Professora: Procuro uma prática variada, dinâmica e contextualizada para que o

aluno se insira no cotidiano. Dessa prática fazem parte a leitura de um jornal

escrito com análise e produção dos principais gêneros utilizados pelos jornais e a montagem de um jornal no laboratório de informática e leitura e análise literária

de livros paradidáticos (grifo nosso).

Este diálogo ainda pode ser observado quando a professora lista, no PE, os objetivos da produção de textos, embora aqui a noção de gêneros seja ofuscada pela estrutura textual.

Objetivos da produção de textos

1) Produzir textos narrativos, tomando como base a noção de enredo e suas partes. 2) Conhecer e operar o conceito de tempo narrativo na produção de textos.

3) Desenvolver técnicas de argumentação, tomando como estratégias: a apresentação de razões e conclusões; a adequação do argumento ao interlocutor.

4) Produzir textos argumentativos relacionados às necessidades reais de

5) Conhecer e produzir o texto dissertativo, observando aspectos como adequação de linguagem, objetividade, etc.

6) Conhecer a estrutura convencional de textos dissertativos. Produzir textos dissertativos de acordo com essa estrutura (grifo nosso).

O que parece paradoxal é o fato de a professora, ao ser interrogada sobre as necessidades dos alunos em relação à produção textual, apresentar como necessidades de aprendizagem dos alunos assuntos de ordem mais gramatical:

Pesquisador: Do seu ponto de vista, quais são as necessidades dos alunos quanto à

produção textual escrita?

Professora: necessidade de expansão do vocabulário; interpretação do enunciado;

estruturação de frases; ortografia; tempos e formas verbais (conjugação); acentuação gráfica; pontuação; colocação pronominal.
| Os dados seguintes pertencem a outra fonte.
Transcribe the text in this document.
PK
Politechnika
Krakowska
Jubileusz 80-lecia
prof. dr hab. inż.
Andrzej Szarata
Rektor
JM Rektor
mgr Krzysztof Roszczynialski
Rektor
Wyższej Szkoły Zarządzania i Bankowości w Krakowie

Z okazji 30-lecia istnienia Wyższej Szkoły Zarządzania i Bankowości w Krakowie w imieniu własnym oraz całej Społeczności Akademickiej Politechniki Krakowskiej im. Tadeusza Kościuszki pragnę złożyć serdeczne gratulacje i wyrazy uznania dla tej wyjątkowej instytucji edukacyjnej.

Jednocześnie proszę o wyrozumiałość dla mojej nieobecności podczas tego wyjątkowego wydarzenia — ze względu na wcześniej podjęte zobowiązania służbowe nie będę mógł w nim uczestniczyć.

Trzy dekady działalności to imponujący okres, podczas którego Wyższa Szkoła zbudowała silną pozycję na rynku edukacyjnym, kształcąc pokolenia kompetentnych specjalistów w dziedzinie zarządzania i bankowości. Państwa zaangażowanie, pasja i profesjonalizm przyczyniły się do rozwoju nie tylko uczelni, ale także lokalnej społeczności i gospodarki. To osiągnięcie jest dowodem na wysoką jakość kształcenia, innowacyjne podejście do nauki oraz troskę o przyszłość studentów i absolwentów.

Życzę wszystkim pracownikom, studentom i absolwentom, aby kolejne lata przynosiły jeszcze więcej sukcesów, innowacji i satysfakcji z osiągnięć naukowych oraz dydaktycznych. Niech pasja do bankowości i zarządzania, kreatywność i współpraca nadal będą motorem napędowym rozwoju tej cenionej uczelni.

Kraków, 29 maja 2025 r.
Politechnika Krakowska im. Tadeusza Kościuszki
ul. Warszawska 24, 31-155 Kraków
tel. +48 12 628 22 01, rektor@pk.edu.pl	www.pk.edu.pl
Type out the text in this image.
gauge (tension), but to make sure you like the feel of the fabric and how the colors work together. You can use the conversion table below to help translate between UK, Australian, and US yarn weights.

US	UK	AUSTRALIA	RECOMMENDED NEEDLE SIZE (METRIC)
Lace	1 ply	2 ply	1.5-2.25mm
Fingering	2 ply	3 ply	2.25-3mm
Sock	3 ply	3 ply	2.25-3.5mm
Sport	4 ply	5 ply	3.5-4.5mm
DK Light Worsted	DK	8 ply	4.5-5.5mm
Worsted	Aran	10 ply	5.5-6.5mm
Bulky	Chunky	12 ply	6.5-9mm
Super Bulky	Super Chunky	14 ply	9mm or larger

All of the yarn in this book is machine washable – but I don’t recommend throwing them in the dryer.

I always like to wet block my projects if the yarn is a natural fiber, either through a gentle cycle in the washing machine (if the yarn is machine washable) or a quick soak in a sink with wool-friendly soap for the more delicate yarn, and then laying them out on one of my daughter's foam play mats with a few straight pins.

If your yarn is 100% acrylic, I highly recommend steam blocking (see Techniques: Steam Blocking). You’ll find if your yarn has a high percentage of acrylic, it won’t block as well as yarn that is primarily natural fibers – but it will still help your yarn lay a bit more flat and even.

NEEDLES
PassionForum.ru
No entanto, podemos desfazer o paradoxo se levarmos em consideração que a professora aponta para o trabalho pedagógico duas concepções distintas de texto, de produção textual: a) de um lado, a tipologia escolar já consagrada (texto narrativo e texto dissertativo, conforme parte cinco do PE); b) de outro lado, os gêneros (o projeto um, que trata do jornal).

De uma forma ou de outra, sendo coerente ou não com o PE, a resposta da professora pressupõe, intuitivamente, digamos assim, o trabalho com os gêneros. Ademais, a própria idéia de dinamicidade pretendida já é bastante sugestiva, principalmente se pensarmos na dinamicidade dos próprios gêneros do discurso.

Outro aspecto interessante na resposta da professora é a prática contextualizada para a inserção do aluno nas diferentes interações sociais, o que pode remeter ao trabalho de produção textual pressupondo a situação de interação específica para a produção textual. O conhecimento prévio dos gêneros através da leitura do jornal e a análise (mesmo que apenas dos aspectos lingüísticos) dos principais gêneros utilizados pelo jornal são também aspectos positivos do trabalho da professora sugerido pelo PE que merecem ser destacados. E, como se não bastasse, a intenção da montagem de um jornal no laboratório de informática e sua posterior exposição ao leitor revela o interesse com o leitor efetivo e o trabalho articulado

com as novas tecnologias. Contudo, vale relembrar, e também lamentar, o que já discutimos na análise do PE da professora quanto à concepção de leitura (e à concepção de escritura também) da professora, uma vez que parece valorizar, pelo menos no PE, só a leitura de obras literárias e para-didáticas, deixando a leitura do jornal e a produção dos gêneros jornalísticos para um segundo plano ou esquecendo-os. No mais, a postura da proposta pedagógica da professora revela muito mais aspectos positivos merecedores de crédito do que negativos.